The first lady of comedy brought us laughter as well as emotional truth. No wonder everybody loved Lucy

  • It happened somewhere between the clunky premier episode (Lucy Thinks Ricky Is Trying to Murder Her) and her first classic routine, the Vitameatavegamin commercial, in which Lucy gets steadily soused as she keeps downing spoonfuls of the alcohol-laced potion she's trying to hawk on TV. (Watch the spasm that jolts her face when she gets her first taste of the foul brew; it could serve as a textbook for comics well into the next millennium.) I Love Lucy debuted on CBS in October 1951, but at first it looked little different from other domestic comedies that were starting to make the move from radio to TV, like My Favorite Husband, the radio show Ball had co-starred in for three years. Lucy Ricardo was, in those early I Love Lucy episodes, just a generic daffy housewife. Ethel (Vivian Vance), her neighbor and landlady, was a stock busybody. Desi Arnaz, as bandleader Ricky Ricardo, hadn't yet become one of the finest straight men in TV history. William Frawley, as Fred Mertz, seemed a Hollywood has-been in search of work, which he was.
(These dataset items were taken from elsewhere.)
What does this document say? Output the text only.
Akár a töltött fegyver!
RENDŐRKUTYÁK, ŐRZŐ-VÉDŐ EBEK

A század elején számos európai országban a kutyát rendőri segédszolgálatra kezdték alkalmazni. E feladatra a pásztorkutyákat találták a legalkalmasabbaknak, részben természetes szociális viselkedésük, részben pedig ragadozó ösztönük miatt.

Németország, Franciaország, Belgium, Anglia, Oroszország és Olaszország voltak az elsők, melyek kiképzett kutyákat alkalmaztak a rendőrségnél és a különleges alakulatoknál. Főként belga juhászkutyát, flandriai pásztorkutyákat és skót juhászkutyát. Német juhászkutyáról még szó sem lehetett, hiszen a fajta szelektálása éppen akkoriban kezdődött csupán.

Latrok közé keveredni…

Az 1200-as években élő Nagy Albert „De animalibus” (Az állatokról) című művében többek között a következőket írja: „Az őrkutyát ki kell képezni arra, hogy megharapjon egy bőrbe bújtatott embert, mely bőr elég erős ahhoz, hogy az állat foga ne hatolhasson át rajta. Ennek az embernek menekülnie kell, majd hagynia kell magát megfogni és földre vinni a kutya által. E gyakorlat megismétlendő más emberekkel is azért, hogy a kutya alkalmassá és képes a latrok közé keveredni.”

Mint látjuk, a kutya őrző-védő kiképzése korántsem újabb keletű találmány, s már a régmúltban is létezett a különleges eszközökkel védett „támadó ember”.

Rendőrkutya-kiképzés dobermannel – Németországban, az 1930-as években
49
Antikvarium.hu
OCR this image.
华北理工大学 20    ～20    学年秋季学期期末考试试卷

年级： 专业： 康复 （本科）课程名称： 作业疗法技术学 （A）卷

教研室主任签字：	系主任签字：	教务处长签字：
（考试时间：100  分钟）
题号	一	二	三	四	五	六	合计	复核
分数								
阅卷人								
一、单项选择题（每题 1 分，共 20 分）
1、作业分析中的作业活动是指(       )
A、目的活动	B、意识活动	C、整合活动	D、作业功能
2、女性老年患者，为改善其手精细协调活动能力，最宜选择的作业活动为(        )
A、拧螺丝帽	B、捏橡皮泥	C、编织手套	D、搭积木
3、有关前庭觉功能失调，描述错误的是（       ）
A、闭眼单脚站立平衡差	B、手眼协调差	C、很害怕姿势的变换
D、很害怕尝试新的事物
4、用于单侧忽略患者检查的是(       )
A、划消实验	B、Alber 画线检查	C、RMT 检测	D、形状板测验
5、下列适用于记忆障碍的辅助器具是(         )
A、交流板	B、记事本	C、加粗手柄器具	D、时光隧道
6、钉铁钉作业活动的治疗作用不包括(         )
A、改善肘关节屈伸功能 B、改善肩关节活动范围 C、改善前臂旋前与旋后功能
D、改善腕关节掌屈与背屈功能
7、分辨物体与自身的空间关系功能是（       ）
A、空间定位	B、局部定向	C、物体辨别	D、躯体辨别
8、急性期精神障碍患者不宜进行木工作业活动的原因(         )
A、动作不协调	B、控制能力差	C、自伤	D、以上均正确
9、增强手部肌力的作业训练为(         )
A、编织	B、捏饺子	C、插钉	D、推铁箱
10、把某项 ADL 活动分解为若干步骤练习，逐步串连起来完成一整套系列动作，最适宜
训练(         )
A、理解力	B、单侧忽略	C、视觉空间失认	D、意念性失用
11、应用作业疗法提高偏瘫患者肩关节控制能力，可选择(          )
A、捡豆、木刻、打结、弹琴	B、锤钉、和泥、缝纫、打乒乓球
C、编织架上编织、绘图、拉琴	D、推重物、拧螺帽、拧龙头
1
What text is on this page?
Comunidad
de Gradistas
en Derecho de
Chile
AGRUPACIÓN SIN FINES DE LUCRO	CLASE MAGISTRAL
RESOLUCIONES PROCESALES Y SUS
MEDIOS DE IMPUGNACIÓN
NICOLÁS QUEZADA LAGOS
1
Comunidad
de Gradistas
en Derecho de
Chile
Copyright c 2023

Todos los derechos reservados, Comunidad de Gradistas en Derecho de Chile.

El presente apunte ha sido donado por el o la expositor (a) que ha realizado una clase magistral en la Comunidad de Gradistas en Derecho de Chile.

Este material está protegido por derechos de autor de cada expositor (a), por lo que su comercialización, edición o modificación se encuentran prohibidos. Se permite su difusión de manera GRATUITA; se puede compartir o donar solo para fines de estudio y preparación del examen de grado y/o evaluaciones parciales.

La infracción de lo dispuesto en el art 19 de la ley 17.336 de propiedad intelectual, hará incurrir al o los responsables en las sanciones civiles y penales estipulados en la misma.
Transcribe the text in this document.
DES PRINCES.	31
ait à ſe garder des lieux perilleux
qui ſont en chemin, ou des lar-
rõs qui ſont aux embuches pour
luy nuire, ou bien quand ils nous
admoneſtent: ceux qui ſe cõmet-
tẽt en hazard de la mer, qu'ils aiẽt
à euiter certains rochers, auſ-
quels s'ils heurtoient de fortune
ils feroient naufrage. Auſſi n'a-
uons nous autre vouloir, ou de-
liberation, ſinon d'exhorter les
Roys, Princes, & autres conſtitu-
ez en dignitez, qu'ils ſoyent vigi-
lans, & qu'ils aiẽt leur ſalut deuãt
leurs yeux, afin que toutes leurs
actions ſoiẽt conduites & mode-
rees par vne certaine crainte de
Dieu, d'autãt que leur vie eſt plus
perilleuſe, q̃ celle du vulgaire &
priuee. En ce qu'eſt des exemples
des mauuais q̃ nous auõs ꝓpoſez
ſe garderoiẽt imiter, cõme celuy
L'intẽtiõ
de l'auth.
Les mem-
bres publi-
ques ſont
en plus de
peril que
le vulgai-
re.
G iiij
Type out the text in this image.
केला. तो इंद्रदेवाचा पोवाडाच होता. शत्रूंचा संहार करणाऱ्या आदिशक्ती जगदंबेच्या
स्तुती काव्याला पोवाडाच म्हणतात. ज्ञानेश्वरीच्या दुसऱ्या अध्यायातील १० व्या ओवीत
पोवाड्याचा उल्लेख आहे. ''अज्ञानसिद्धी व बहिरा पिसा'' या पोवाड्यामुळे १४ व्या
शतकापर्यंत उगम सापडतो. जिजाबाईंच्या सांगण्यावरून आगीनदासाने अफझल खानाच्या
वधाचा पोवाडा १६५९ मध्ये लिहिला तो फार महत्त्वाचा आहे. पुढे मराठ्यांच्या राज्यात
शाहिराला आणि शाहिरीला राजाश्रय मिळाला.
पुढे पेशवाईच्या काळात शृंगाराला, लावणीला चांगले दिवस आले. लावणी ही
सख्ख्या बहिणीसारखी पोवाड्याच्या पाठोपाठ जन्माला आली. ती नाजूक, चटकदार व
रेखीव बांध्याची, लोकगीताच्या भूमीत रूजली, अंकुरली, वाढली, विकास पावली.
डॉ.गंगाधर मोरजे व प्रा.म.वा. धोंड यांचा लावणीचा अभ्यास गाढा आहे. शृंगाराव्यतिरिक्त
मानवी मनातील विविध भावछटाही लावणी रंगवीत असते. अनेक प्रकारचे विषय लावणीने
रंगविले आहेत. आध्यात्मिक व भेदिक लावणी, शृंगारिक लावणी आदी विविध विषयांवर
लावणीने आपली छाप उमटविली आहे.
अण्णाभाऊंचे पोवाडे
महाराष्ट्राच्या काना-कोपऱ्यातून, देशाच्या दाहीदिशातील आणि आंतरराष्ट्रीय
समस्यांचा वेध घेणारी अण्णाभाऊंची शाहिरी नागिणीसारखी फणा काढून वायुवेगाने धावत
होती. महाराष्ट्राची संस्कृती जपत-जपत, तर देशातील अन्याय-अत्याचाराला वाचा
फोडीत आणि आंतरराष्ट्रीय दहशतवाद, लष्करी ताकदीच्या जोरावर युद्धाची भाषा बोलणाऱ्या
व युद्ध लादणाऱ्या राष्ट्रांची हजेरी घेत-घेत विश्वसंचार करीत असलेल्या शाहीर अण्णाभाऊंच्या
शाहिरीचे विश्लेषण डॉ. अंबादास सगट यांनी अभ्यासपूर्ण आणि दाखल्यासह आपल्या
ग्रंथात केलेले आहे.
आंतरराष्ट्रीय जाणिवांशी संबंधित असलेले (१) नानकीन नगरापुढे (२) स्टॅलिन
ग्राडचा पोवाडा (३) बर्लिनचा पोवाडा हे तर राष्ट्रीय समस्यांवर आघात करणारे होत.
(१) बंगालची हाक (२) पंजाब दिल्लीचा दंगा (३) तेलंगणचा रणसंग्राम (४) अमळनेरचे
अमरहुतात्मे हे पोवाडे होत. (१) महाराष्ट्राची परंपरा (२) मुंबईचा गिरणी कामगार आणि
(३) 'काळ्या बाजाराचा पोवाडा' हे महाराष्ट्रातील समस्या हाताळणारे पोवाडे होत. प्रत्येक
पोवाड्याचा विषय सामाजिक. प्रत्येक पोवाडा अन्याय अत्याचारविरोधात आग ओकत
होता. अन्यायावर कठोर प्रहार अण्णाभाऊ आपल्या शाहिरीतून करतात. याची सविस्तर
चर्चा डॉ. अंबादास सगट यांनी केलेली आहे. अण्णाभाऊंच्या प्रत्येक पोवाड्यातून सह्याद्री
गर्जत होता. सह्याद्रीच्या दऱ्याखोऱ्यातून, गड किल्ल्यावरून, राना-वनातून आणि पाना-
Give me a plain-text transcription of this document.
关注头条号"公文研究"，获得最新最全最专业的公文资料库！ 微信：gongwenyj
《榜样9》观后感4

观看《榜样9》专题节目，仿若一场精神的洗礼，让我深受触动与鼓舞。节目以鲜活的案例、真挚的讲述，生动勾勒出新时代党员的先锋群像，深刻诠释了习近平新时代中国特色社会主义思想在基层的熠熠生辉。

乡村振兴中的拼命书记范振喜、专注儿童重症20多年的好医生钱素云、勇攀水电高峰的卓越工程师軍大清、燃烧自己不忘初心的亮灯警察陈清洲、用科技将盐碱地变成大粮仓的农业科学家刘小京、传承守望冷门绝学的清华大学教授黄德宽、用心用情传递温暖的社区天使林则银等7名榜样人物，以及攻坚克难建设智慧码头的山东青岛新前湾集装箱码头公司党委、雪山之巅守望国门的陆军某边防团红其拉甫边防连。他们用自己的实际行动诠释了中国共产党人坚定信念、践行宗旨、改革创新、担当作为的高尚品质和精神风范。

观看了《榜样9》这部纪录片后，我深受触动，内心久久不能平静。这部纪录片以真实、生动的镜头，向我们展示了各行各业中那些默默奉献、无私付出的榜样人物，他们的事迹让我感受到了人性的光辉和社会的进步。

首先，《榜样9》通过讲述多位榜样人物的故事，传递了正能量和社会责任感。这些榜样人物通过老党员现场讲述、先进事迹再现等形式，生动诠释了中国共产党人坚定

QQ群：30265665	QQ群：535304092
    Then magic struck. Guided by Ball's comic brilliance, the show developed the shape and depth of great comedy. Lucy's quirks and foibles--her craving to be in show biz, her crazy schemes that always backfired, the constant fights with the Mertzes--became as particularized and familiar as the face across the dinner table. For four out of its six seasons (only six!), I Love Lucy was the No. 1-rated show on television; at its peak, in 1952-53, it averaged an incredible 67.3 rating, meaning that on a typical Monday night, more than two-thirds of all homes with TV sets were tuned to Lucy.

    Ball's dizzy redhead with the elastic face and saucer eyes was the model for scores of comic TV females to follow. She and her show, moreover, helped define a still nascent medium. Before I Love Lucy, TV was feeling its way, adapting forms from other media. Live TV drama was an outgrowth of Broadway theater; game shows were transplanted from radio; variety shows and early comedy stars like Milton Berle came out of vaudeville. I Love Lucy was unmistakably a television show, and Ball the perfect star for the small screen. "I look like everybody's idea of an actress," she once said, "but I feel like a housewife." Sid Caesar and Jackie Gleason were big men with larger-than-life personas; Lucy was one of us.

    She grew up in Jamestown, N.Y., where her father, an electrician, died when she was just three. At 15 she began making forays to New York City to try to break into show business. She had little luck as an actress but worked as a model before moving to Hollywood in 1933 for a part in the chorus of Roman Scandals. Strikingly pretty, with chestnut hair dyed blond (until MGM hairdressers, seeking a more distinctive look, turned it red in 1942), she landed bit parts in B movies and moved up to classy fare like Stage Door, in which she held her own with Katharine Hepburn and Ginger Rogers.

    Buster Keaton, the great silent clown working as a consultant at MGM, recognized her comic gifts and worked with her on stunts. She got a few chances to show off her talent in films like DuBarry Was a Lady (with Red Skelton) and Fancy Pants (with Bob Hope) but never broke through to the top. By the end of the 1940s, with Ball approaching 40, her movie career was all but finished.